This quarter I’m teaching “Foundations of Geometry,” a senior level course aimed primarily at future secondary mathematics teachers. It’s unlike any other course I’ve taught before because it has a bit of a split personality:
- one part history: examining the critiques of Euclid’s Elements and the attempts to eliminate the parallel postulate.
- one part a course in logic: discussing axiomatic systems and their properties and Hilbert’s triumphant axiomatization of geometry bringing it in line with set theory and analysis.
- one part a course in hyperbolic geometry.
We also have a course specifically on Euclidean geometry that many of these students also take, which is why the mathematical focus is on noneuclidean geometry. The course design is a learning experience for me because, although my mathematical expertise is in geometry, that expertise is in the subject geometry blossomed into during the 20th century after Hilbert’s revolution. By bringing the foundations of the subject in line with analysis, he brought Calculus to bear on the study of geometry allowing differential and algebraic geometry, together with Klein’s Erlangen program, to subsume the classical subject. While I know quite a bit about hyperbolic space, it is from this modern viewpoint rather than the axiomatic viewpoint of Lobachevsky. Tentatively, I plan to close the course by connecting the old with the new, but this might be a quixotic dream. We’ll see.
For quite some time while preparing this course, I struggled with how to begin on the first day. I finally decided that the best hook was to begin by analyzing the most famous proposition of euclidean geometry: The Pythagorean Theorem (PT). There is a marvelous java applet by Jim Morey which animates Euclid’s proof of the PT. Using the applet like a PowerPoint presentation, I asked the students not to take notes but to instead listen carefully as we walked through the argument. Once everyone was convinced, I raised the screen and asked them to help me write it down at the board. This is actually a rather difficult task since the proof has several steps, and our prose could not be shortened by referring to numbered propositions but instead had to include reminders of what facts we were applying. Afterwards, I asked the class to examine what we wrote and discuss the following questions in groups:
- Does this argument convince you that the PT is true?
- What terminology is used in the proof?
- What facts are being applied?
- Most importantly: where exactly is the assumption that the triangle is right used in the argument?
If you watch Morey’s applet, you may miss the answer to 4. It’s actually rather subtle. This brought out some good discussion and I took the opportunity to highlight how a proof can be correct without necessarily being completely clear, and that good proof writing makes the use of assumptions apparent.
After this, I had them engage in a group discussion activity analyzing several different proofs of the PT culled from the list hosted at cut-the-knot.org compiled by Alexander Bogomolny.

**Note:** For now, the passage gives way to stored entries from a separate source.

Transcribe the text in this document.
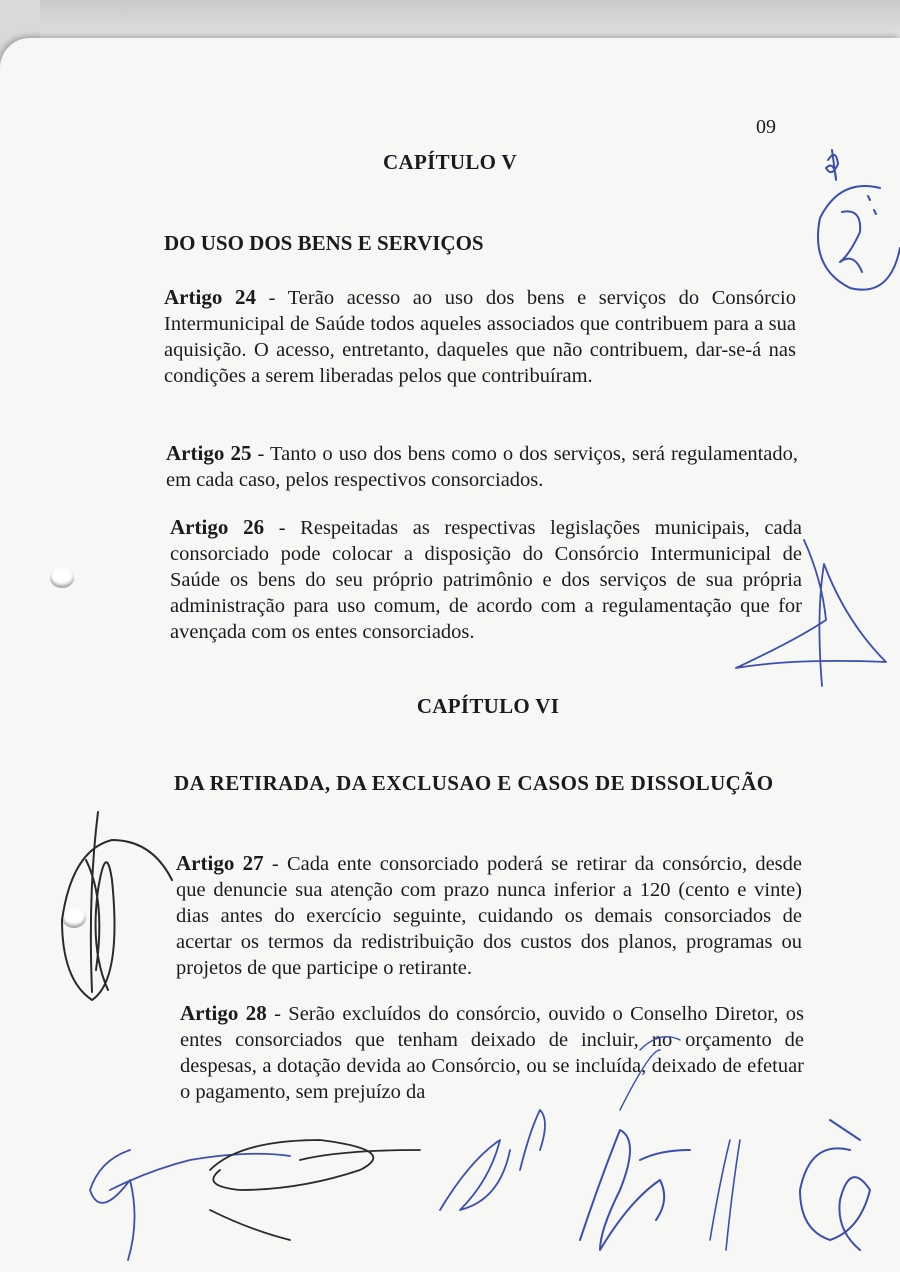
09
CAPÍTULO V
DO USO DOS BENS E SERVIÇOS
Artigo 24 - Terão acesso ao uso dos bens e serviços do Consórcio Intermunicipal de Saúde todos aqueles associados que contribuem para a sua aquisição. O acesso, entretanto, daqueles que não contribuem, dar-se-á nas condições a serem liberadas pelos que contribuíram.
Artigo 25 - Tanto o uso dos bens como o dos serviços, será regulamentado, em cada caso, pelos respectivos consorciados.
Artigo 26 - Respeitadas as respectivas legislações municipais, cada consorciado pode colocar a disposição do Consórcio Intermunicipal de Saúde os bens do seu próprio patrimônio e dos serviços de sua própria administração para uso comum, de acordo com a regulamentação que for avençada com os entes consorciados.
CAPÍTULO VI
DA RETIRADA, DA EXCLUSAO E CASOS DE DISSOLUÇÃO
Artigo 27 - Cada ente consorciado poderá se retirar da consórcio, desde que denuncie sua atenção com prazo nunca inferior a 120 (cento e vinte) dias antes do exercício seguinte, cuidando os demais consorciados de acertar os termos da redistribuição dos custos dos planos, programas ou projetos de que participe o retirante.
Artigo 28 - Serão excluídos do consórcio, ouvido o Conselho Diretor, os entes consorciados que tenham deixado de incluir, no orçamento de despesas, a dotação devida ao Consórcio, ou se incluída, deixado de efetuar o pagamento, sem prejuízo da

In addition to my favorite dissection proof of the PT, a similar triangles argument, and Da Vinci’s quadrilateral argument for the PT, I slipped in a false proof to make sure that they were answering question 1 honestly.
The false argument appeared in the American Mathematical Monthly in 1896 and was later retracted. It commits the fallacy of Affirming the Consequent, a mistake that I have seen many students make when first learning proof-writing. This gave a nice segue into the discussion of logic. The seminal achievement of Euclid and the Greek geometers was to take geometric thinking and recast it as a deductive science, in which the known geometric results of the time were organized to follow from a few simple assumptions. This was the birth of the axiomatic method.
I wanted to convey in some manner what an achievement this was. The directed graph below is what I made to do this. The numbers of the nodes correspond to the propositions in Book I of the Elements. Proposition 47 in Book I is the Pythagorean Theorem and is the node at the top. The only propositions in Book I which follow solely from the axioms are Prop. 1 and Prop 4. These are at the bottom. The diagram shows the intervening propositions and their network of implications (there is an arrow from i to j if prop i is used in the proof of prop j), leading from 1 and 4 to the PT at 47.
One could imagine trying to find an axiomatization of geometry by starting with something complicated like the PT, finding a proof of it using certain assumptions, then proving those using simpler ones, and so on until you reach simple candidate statements for axioms. But the fact that Euclid did so in the face of such complexity of implication (perhaps not so complex by modern standards but certainly complex for 300 BCE) is really impressive to me.